Ему сразу расхотелось делиться с нею своими планами касательно превращения жизни Пиндара в сплошную клоунаду. Он наклонился над готовыми рисунками. Нехорошее предчувствие закралось в его душу. Он не мог найти определения этому. Просто стало тяжело на сердце. Как будто детство закончилось, и ему только что сообщили об этом.
Эскива внимательно наблюдала за братом.
– Нравятся картинки? – кивнула она на еще влажные рисунки.
Он пожал плечами.
– Немного зловеще. Но в общем и целом – да, пожалуй, нравятся.
И тут поймал ее взгляд. Она смотрела прямо ему в глаза, так пристально, что ему стало совсем не по себе.
– НРАВЯТСЯ? – переспросила Эскива так, словно вкладывала в это слово какой-то дополнительный смысл. И он, Гайфье, обязан был понять, что это за смысл и что все это означает.
Но он ничего не понимал.
– Ну да, – протянул он растерянно. – Ты рисуешь все лучше и лучше… Таинственно и волшебно. Совершенно в духе Эльсион Лакар. – И с отчаянием добавил: – Эскива, я не знаю, что еще сказать! Мне просто нравится.
– И форма, и содержание? – уточнила она.
– Скорее форма, чем содержание, – признал Гайфье.
– Да? Почему?
– Эскива, не наседай на меня так – довольно с меня и Пиндара! – взмолился Гайфье. – По-моему, сюжеты немного пугают…
– Тебя это пугает? – наседала Эскива.
– Вы оба сегодня взялись меня мучить! – Гайфье взмахнул руками и едва не своротил на пол коробку с красками. Эскива успела ее поймать в последний момент. – И ты, и Пиндар! Видела бы ты, как он кушает! Стошнить может.
– А, – протянула девочка с подчеркнуто рассеянным видом. – Ну, конечно. Кстати, я тут нашла случайно. Забери.
Она положила перед ним кинжал. Гайфье взял его в руки, повертел.
– Нашла? – удивился он. – Где?
– В галерее.
– Что он там делал?
– Не знаю, он не говорит. Лежал.
– Странно, – пробормотал Гайфье. – Лежал в галерее? Но я не был в галерее, ни сегодня, ни вчера.
– Ну, не знаю уж, когда ты его там обронил, – сказала Эскива. – Во всяком случае, забери, чтобы никто не поранился.
Гайфье машинально потрогал острие и, конечно, тут же наколол палец. Он сунул палец в рот, скорчил гримасу.
– Шуточки у тебя, – пробормотал он. – Что еще?
– Не знаю. – Она передернула острым плечиком. – До конца дня многое может случиться. Или ничего.
– Ладно, я пойду, – сдался Гайфье. Он утратил всякую надежду понять, куда клонит Эскива. Иногда на сестрицу нападало такое настроение, что безопаснее было держаться от нее подальше.
– А, ну хорошо, иди, если тебе надо, – с подчеркнутым равнодушием сказала она.
Гайфье выскочил из ее комнаты.
Держа кинжал в руке, он отправился бродить по дворцу. Придворные дамы сестры провожали его насмешливыми взглядами.

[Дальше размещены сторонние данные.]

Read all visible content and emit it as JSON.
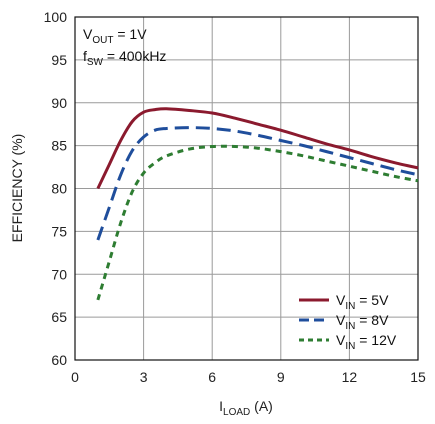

Некоторые из этих девушек уже заглядывались на пригожего сынка Талиессина. Он выглядел старше своих четырнадцати, так что вполне мог стать парой и для шестнадцатилетней девушки, и для семнадцатилетней и даже для восемнадцатилетней. Ни одна из них пока что не была удостоена его вниманием, но они продолжали вести осаду и порой просто не давали ему прохода.
Когда по дворцу распространилась весть о том, что Уида вовсе не мать Гайфье, интерес фрейлин к мальчику отнюдь не уменьшился. Напротив, стал сильнее. Коль скоро Гайфье – не только не наследник трона, но и вообще не Эльсион Лакар, а всего лишь внебрачный отпрыск регента, шансы заполучить его в мужья существенно возросли.
Он продолжал не замечать их взглядов, их перемигиваний и двусмысленных улыбок. Совсем другие мысли занимали королевского брата. Дурное предчувствие, появившееся у него при виде новых рисунков Эскивы, с каждой минутой усиливалось. Он уселся на скамью, что стояла у стены галереи, напротив окна, и принялся рассматривать свой кинжал.
Что-то не складывалось. Он брал с собой кинжал, это точно. Ему нравилось чувствовать себя вооруженным. Красивая и коварная рукоять, прочное острое лезвие. И ножны под стать.
Когда же он обронил кинжал? Как это могло случиться?
Гайфье провел пальцами по рукоятке и вдруг нащупал щербину. Не веря открытию, поднес к глазам. Так и есть, свежая царапина на рукоятке. С чего бы ей там взяться?
Он покачал головой. Бедная его голова! Ее как будто набили сырыми опилками – он больше ничего не соображал. И сколько ни пытался заставить себя думать, у него не получалось. Сплошная мыслительная глухота.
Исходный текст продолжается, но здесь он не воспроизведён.